Maybe the next effort will make up for this disaster.


Stan Moore
Petaluma, CA

Book Review: Thought Provoking and an Absorbing Story
Summary: 5 Stars

I almost didn't buy this book despite having bought all of Kunstler's non-fiction books, going back to his early books on architecture and urban design. "So... he's written a novel... hmmmm..."

Is he the next Faulkner? Well, no, but this was actually one of the best novels I've read in the last year or two. He has a real command of the basics: a good story and interesting, realistic characters. The literary savants swooned over Cormac McCarthy's "The Road" for reasons I don't get at all -- cardboard characters wandering around in an utterly unrealistic world where absolutely nothing grows (folks, if something ever manages to kill the ferns, which survived the asteroid that killed the dinosaurs, there aren't going to be any people wandering around).

What I enjoyed about this book is that it paints a quite realistic picture of a future that is at least somewhat probable. It makes you think (and boy, when it comes to our energy future, there's lots to think about) and draws you in to a very absorbing world which reflects Kunstler's deep knowledge of the area in upstate NY where he lives. And you care about the people in the book because they seem very much like the people you run into every day (the protagonist is obviously very loosely autobiographical).

The book this reminded me of was Kim Stanley Robinson's wonderful "The Wild Shore," a more depressing book by far, but one that also focuses on the struggles of ordinary people to make the best of a very strange and changed world.

"Hand Made World" also made me think about the fact that other than being a good cook, pretty much every skill I have would be utterly useless in the world Kunstler describes.

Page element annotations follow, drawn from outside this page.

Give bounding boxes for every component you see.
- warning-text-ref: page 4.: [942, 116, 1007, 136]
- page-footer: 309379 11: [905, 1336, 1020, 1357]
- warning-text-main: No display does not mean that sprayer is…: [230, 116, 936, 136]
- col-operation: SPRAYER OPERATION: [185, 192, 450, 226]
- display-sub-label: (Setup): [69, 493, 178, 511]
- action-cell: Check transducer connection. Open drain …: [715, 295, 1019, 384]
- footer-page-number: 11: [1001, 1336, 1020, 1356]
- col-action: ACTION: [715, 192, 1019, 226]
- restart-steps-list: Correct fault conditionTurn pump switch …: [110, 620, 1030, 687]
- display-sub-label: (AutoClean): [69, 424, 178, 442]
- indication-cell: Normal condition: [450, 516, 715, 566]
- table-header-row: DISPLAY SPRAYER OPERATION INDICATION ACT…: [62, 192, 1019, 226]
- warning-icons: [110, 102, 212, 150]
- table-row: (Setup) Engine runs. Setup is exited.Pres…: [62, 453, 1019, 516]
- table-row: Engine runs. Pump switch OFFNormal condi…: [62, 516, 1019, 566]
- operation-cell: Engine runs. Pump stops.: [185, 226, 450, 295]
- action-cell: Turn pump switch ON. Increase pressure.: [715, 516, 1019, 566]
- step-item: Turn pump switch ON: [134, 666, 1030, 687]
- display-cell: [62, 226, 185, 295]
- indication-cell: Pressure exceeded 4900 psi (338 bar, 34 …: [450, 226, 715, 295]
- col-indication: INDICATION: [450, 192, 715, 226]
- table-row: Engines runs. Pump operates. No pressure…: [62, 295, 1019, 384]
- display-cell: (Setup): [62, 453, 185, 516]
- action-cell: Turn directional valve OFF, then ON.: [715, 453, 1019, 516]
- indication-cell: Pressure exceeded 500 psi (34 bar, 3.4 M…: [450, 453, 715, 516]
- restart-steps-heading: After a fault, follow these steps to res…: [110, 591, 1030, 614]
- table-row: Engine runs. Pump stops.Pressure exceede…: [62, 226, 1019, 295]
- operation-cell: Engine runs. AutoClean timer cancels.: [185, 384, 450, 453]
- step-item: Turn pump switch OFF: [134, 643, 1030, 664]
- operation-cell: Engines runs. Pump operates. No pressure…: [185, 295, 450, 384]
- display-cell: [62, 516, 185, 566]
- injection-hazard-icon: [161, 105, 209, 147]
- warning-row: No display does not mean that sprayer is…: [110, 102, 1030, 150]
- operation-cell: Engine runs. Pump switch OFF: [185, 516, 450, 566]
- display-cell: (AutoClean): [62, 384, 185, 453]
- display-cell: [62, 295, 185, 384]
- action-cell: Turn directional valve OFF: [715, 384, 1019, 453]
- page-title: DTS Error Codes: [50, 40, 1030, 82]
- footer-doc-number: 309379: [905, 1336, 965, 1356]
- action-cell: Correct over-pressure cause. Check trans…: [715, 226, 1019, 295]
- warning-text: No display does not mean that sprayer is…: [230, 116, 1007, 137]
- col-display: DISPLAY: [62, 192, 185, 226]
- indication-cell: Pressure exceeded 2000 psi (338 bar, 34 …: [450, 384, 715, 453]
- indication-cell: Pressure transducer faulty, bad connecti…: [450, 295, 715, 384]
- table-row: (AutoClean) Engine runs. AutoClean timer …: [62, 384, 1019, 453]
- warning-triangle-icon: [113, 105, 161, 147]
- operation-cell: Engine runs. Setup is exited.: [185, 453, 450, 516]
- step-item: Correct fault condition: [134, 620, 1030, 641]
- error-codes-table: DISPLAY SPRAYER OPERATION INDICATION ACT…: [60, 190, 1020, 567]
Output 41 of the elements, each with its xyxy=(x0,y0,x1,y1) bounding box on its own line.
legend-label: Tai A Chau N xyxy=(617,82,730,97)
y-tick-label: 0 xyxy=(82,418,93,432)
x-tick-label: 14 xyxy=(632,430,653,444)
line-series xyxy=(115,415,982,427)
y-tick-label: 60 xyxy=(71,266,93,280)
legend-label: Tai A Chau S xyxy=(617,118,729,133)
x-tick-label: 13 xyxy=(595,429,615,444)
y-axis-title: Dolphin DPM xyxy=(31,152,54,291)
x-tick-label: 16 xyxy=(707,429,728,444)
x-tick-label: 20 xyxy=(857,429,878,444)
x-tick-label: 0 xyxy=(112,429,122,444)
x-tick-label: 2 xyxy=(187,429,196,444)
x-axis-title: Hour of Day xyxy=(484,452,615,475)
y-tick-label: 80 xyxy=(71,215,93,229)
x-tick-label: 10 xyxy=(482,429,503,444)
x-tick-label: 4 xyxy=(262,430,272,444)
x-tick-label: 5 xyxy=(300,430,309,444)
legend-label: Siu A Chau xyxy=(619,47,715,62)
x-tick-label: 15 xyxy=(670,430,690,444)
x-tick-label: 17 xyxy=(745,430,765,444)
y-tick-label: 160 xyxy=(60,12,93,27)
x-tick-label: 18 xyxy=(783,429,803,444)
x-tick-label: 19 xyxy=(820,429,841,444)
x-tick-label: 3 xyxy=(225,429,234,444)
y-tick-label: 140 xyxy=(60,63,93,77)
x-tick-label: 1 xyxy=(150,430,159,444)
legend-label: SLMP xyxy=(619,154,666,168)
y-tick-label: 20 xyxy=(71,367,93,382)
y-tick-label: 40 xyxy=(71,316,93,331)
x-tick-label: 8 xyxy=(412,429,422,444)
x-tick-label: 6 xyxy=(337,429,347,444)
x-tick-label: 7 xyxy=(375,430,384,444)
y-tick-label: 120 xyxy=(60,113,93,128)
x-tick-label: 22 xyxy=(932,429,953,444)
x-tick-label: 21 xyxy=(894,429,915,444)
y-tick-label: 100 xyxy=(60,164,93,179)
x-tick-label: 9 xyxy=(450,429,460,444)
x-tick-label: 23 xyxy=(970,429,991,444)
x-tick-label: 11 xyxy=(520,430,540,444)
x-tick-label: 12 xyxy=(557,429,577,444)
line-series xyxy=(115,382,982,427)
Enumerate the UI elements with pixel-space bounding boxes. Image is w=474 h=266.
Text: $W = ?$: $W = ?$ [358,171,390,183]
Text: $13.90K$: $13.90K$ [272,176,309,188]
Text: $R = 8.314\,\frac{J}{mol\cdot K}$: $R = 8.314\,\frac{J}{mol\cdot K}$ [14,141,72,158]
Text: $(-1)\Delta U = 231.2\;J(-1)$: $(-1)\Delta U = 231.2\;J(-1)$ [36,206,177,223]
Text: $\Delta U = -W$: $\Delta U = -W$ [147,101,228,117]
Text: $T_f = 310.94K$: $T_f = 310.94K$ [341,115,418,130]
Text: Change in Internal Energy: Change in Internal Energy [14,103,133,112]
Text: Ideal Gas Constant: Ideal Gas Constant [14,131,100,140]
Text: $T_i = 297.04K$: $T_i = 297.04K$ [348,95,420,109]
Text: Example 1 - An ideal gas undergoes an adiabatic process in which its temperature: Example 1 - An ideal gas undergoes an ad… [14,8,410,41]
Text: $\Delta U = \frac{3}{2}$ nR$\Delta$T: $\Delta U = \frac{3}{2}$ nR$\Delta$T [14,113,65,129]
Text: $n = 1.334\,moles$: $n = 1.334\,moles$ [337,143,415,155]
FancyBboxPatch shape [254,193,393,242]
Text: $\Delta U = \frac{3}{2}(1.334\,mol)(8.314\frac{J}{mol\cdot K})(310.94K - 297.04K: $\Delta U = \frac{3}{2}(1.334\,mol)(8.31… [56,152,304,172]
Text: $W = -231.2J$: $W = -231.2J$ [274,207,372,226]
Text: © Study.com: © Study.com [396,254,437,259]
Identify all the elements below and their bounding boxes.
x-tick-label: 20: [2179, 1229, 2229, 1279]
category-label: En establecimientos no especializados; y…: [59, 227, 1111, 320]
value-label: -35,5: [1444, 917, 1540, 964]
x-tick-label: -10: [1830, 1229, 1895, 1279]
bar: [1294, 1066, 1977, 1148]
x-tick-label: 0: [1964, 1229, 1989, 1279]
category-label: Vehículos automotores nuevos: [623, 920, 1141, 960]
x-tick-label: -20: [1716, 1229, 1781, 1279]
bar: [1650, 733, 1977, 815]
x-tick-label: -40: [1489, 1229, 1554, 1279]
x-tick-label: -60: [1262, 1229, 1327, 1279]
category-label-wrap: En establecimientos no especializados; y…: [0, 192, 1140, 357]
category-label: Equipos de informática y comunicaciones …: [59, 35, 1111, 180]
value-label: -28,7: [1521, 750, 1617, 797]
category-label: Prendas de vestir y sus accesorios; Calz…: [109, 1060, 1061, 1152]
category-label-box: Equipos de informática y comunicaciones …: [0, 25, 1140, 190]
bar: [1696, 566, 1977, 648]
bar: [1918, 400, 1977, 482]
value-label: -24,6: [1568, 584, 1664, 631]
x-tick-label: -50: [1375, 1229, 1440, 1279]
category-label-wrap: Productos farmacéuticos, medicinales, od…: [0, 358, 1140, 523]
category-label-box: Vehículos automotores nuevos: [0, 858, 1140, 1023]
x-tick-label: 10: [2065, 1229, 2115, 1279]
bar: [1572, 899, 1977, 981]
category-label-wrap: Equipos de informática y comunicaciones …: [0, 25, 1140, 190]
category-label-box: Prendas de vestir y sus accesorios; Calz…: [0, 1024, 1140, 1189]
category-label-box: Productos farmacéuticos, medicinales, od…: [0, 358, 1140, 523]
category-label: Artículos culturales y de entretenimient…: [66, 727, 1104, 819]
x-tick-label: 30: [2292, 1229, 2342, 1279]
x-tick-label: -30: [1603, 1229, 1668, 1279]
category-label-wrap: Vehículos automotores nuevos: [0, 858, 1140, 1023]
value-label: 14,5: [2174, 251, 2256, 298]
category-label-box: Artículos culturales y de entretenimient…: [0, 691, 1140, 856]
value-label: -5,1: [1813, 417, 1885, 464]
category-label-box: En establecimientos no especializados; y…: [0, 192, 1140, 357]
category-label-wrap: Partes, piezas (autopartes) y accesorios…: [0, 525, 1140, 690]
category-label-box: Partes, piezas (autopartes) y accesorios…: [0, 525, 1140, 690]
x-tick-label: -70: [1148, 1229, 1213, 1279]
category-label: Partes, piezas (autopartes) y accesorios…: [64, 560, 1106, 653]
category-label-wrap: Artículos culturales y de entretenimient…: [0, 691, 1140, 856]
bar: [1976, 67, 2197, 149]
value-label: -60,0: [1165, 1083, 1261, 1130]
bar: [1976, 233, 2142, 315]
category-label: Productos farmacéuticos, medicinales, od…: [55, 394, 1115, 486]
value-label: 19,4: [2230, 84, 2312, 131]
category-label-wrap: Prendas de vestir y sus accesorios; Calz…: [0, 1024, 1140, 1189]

Book Review: A Horrible Future, but Somehow I Like It
Summary: 4 Stars

I would suggest that anyone looking to read this book first check out "The Long Emergency," Kunstler's seminal non-fiction work on peak oil and it's ramifications for the US. "The Long Emergency" will provide crucial context for the imagined setting of "World Made by Hand."

I was leery at first of Kunstler's choice to novelize the post-cheap-oil world. But once I got into it, "World Made by Hand" proved to be a poignant, bittersweet treatment of the future that likely awaits us. His portrayal of the emergence of various group-types (religious, neo-feudal, quasi-criminal) as the dominant social form is convincing. The characters we meet are tragic, funny, frightening, and frightened. And the picture of everyday life, with the intense ratcheting-downwards of pace and luxury from today's standards, is at the same time scary and alluring. This is an apocalypse without total terror, because the collapse of high-energy petroleum society puts a damper on all activity, virtuous and evil alike. Kunstler vividly portrays the trade-offs inherent in our way of life. Sure, our current arrangements allow us to zip down to the big-box store for cheap patio furniture and salad-shooters (a favorite motif of Kunstler's), but what is the overall effect on our sense of place, community, craftmanship, and value? The future of "World Made by Hand" is tough, but there is a rising sense amongst the characters of what it means to live and work well, as opposed to just swimming in cheap doodads and reality shows.

I highly recommend picking up this book. Kunstler solidifies his role as the smartest, sanest, big-picture critic of our current arrangements.